‘Butter’ movie review: Comedy-drama about an overweight, bulled teen is sweet and likable.

‘Butter’ movie review: Comedy-drama about an overweight, bulled teen is sweet and likable.

Butter, as the protagonist is known — following a classmate (Jake Austin Walker) forces him to eat a full stick — looks to have all the things he requires in life, except somebody to hear to him. His distant, perfectionist father (Brian Van Holt) and doting but clueless mom (Mira Sorvino), who serves him artery-clogging parts of his most loved junk food, deny him absolutely nothing. They’ve even offered him a sporty blue Mustang.

But none of this can make Butter joyful. The large school junior harbors a crush on Anna (McKaley Miller of “Hart of Dixie”), the prettiest female in course. Hiding at the rear of a virtual persona, he chats with her on the web. A gifted saxophone player, he even writes her a track, and she falls for this secret lover. But when he attempts to converse to her in true lifetime, it is a disaster, and he nurses his psychic wounds with a quick-food stuff binge, recounted in hard-boiled narration: “I couldn’t keep in mind what everything had tasted like, but I experienced to hold having. . . . I ate to ease my suffering. . . . I ate to forget.”

There’s at minimum one supportive adult at faculty: Butter’s tunes instructor (Mykelti Williamson) recognizes his expertise and invites him to sit in with his jazz team for a New Year’s Eve gig.
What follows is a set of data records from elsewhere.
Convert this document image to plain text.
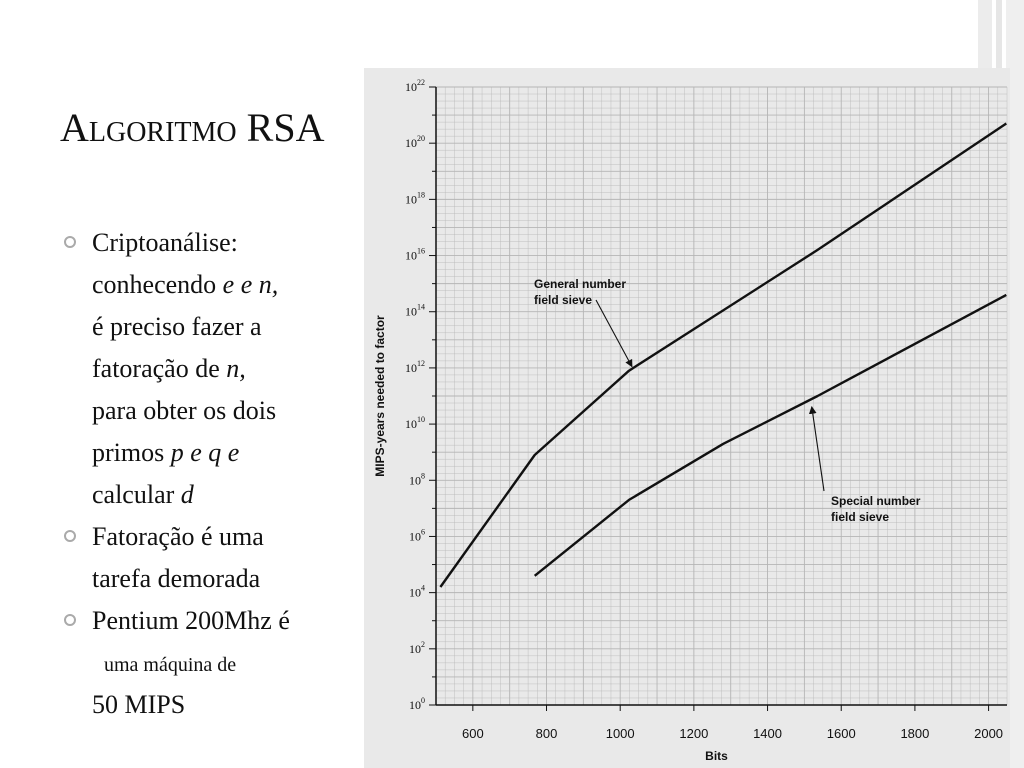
Algoritmo RSA
Criptoanálise:
conhecendo e e n,
é preciso fazer a
fatoração de n,
para obter os dois
primos p e q e
calcular d
Fatoração é uma
tarefa demorada
Pentium 200Mhz é
uma máquina de
50 MIPS	$10^0$
$10^2$
$10^4$
$10^6$
$10^8$
$10^{10}$
$10^{12}$
$10^{14}$
$10^{16}$
$10^{18}$
$10^{20}$
$10^{22}$
600	800	1000	1200	1400	1600	1800	2000
Bits
MIPS-years needed to factor
General number
field sieve
Special number
field sieve
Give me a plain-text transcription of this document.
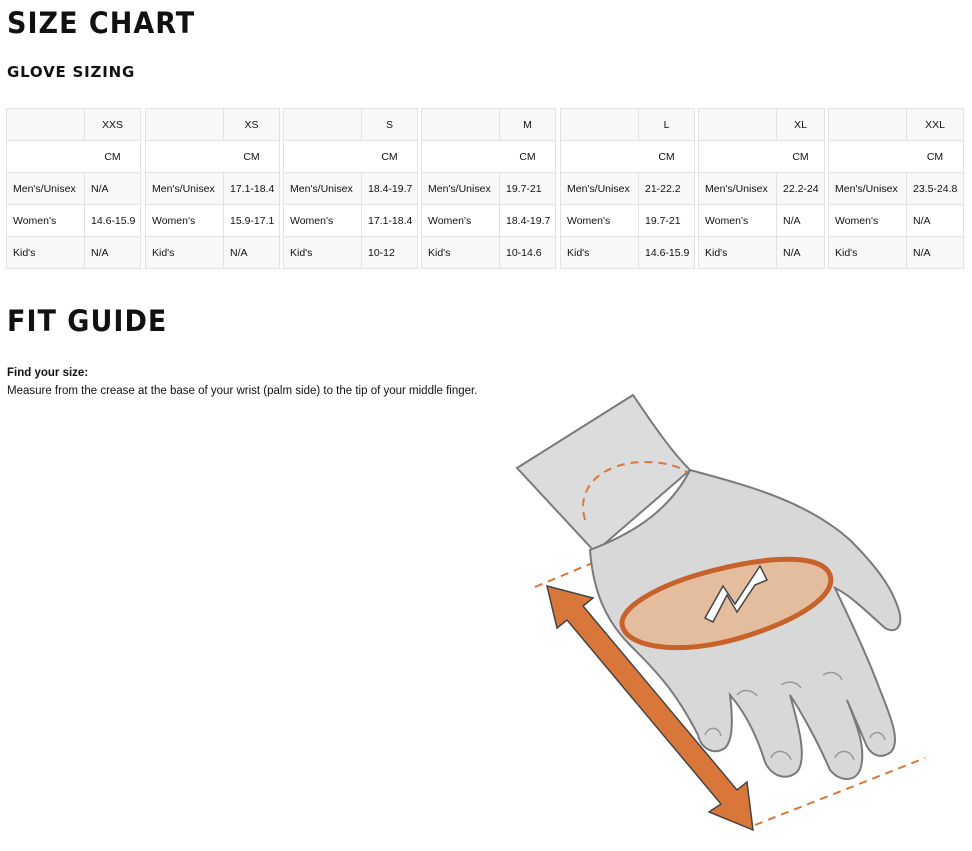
SIZE CHART
GLOVE SIZING
	XXS
	CM
Men's/Unisex	N/A
Women's	14.6-15.9
Kid's	N/A
	XS
	CM
Men's/Unisex	17.1-18.4
Women's	15.9-17.1
Kid's	N/A
	S
	CM
Men's/Unisex	18.4-19.7
Women's	17.1-18.4
Kid's	10-12
	M
	CM
Men's/Unisex	19.7-21
Women's	18.4-19.7
Kid's	10-14.6
	L
	CM
Men's/Unisex	21-22.2
Women's	19.7-21
Kid's	14.6-15.9
	XL
	CM
Men's/Unisex	22.2-24
Women's	N/A
Kid's	N/A
	XXL
	CM
Men's/Unisex	23.5-24.8
Women's	N/A
Kid's	N/A
FIT GUIDE
Find your size:
Measure from the crease at the base of your wrist (palm side) to the tip of your middle finger.
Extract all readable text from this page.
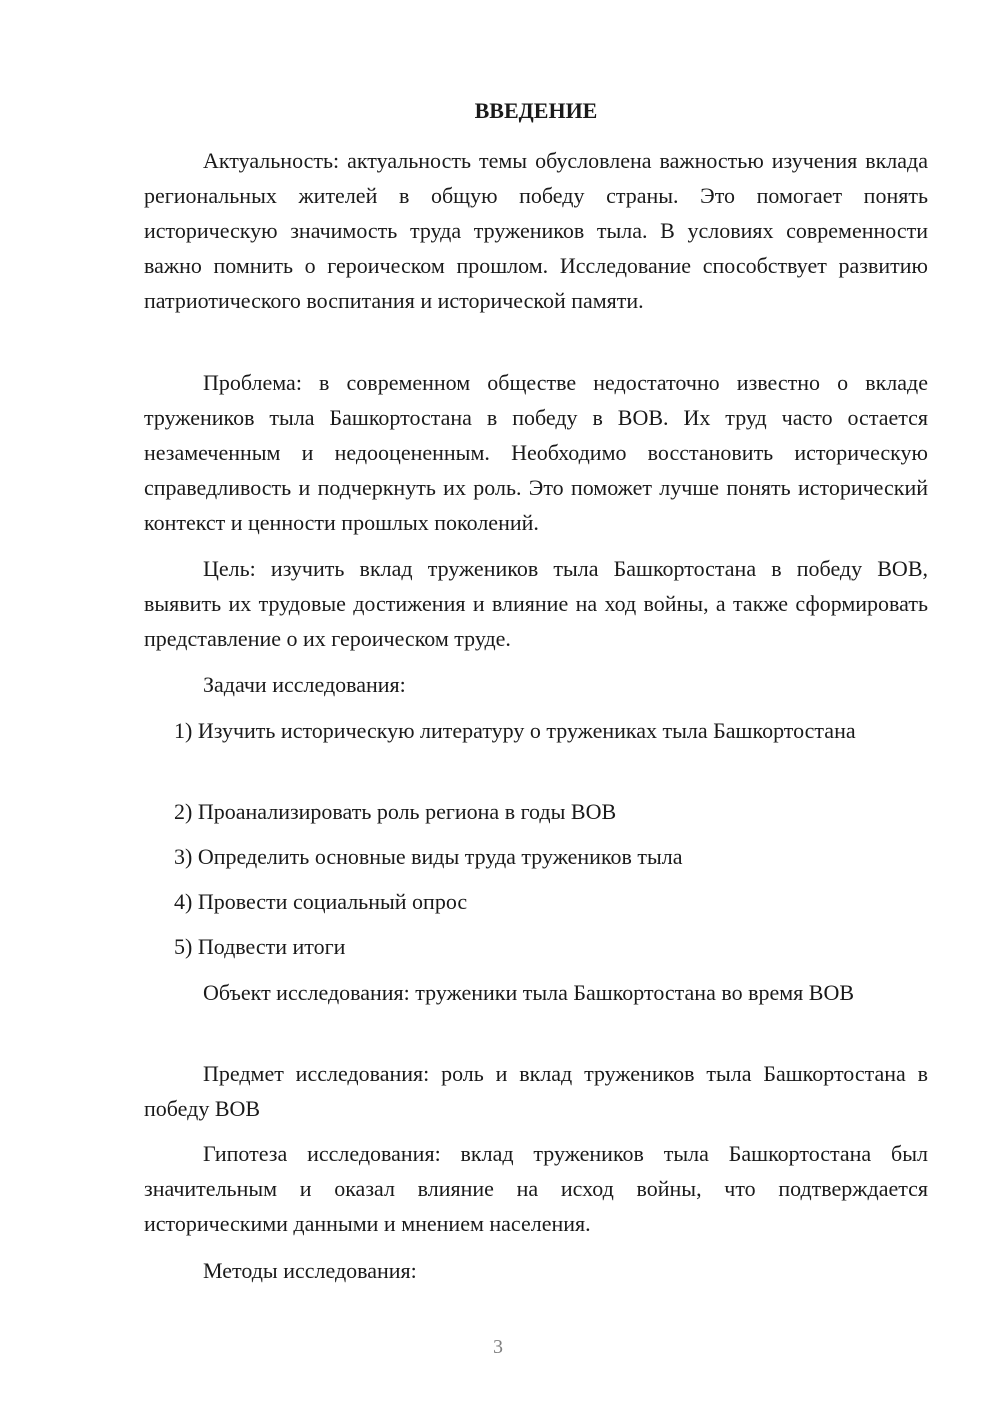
ВВЕДЕНИЕ

Актуальность: актуальность темы обусловлена важностью изучения вклада региональных жителей в общую победу страны. Это помогает понять историческую значимость труда тружеников тыла. В условиях современности важно помнить о героическом прошлом. Исследование способствует развитию патриотического воспитания и исторической памяти.

Проблема: в современном обществе недостаточно известно о вкладе тружеников тыла Башкортостана в победу в ВОВ. Их труд часто остается незамеченным и недооцененным. Необходимо восстановить историческую справедливость и подчеркнуть их роль. Это поможет лучше понять исторический контекст и ценности прошлых поколений.

Цель: изучить вклад тружеников тыла Башкортостана в победу ВОВ, выявить их трудовые достижения и влияние на ход войны, а также сформировать представление о их героическом труде.

Задачи исследования:

1) Изучить историческую литературу о тружениках тыла Башкортостана

2) Проанализировать роль региона в годы ВОВ

3) Определить основные виды труда тружеников тыла

4) Провести социальный опрос

5) Подвести итоги

Объект исследования: труженики тыла Башкортостана во время ВОВ

Предмет исследования: роль и вклад тружеников тыла Башкортостана в победу ВОВ

Гипотеза исследования: вклад тружеников тыла Башкортостана был значительным и оказал влияние на исход войны, что подтверждается историческими данными и мнением населения.

Методы исследования:

3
Nevertheless, Butter’s self-esteem is so broken that he announces his very own, alternate strategy. But when classmates find the internet site he’s established up to document his suicide, a thing curious occurs: Although some die-hard bullies still make fun of him, many others — like Trent (Adain Bradley), who receives to know Butter — appear to be to genuinely like him. Even Anna, who does not recognize that Butter is her on the web suitor, starts speaking to him. What would transpire if she located out he’s the boy she’s been chatting with on the web?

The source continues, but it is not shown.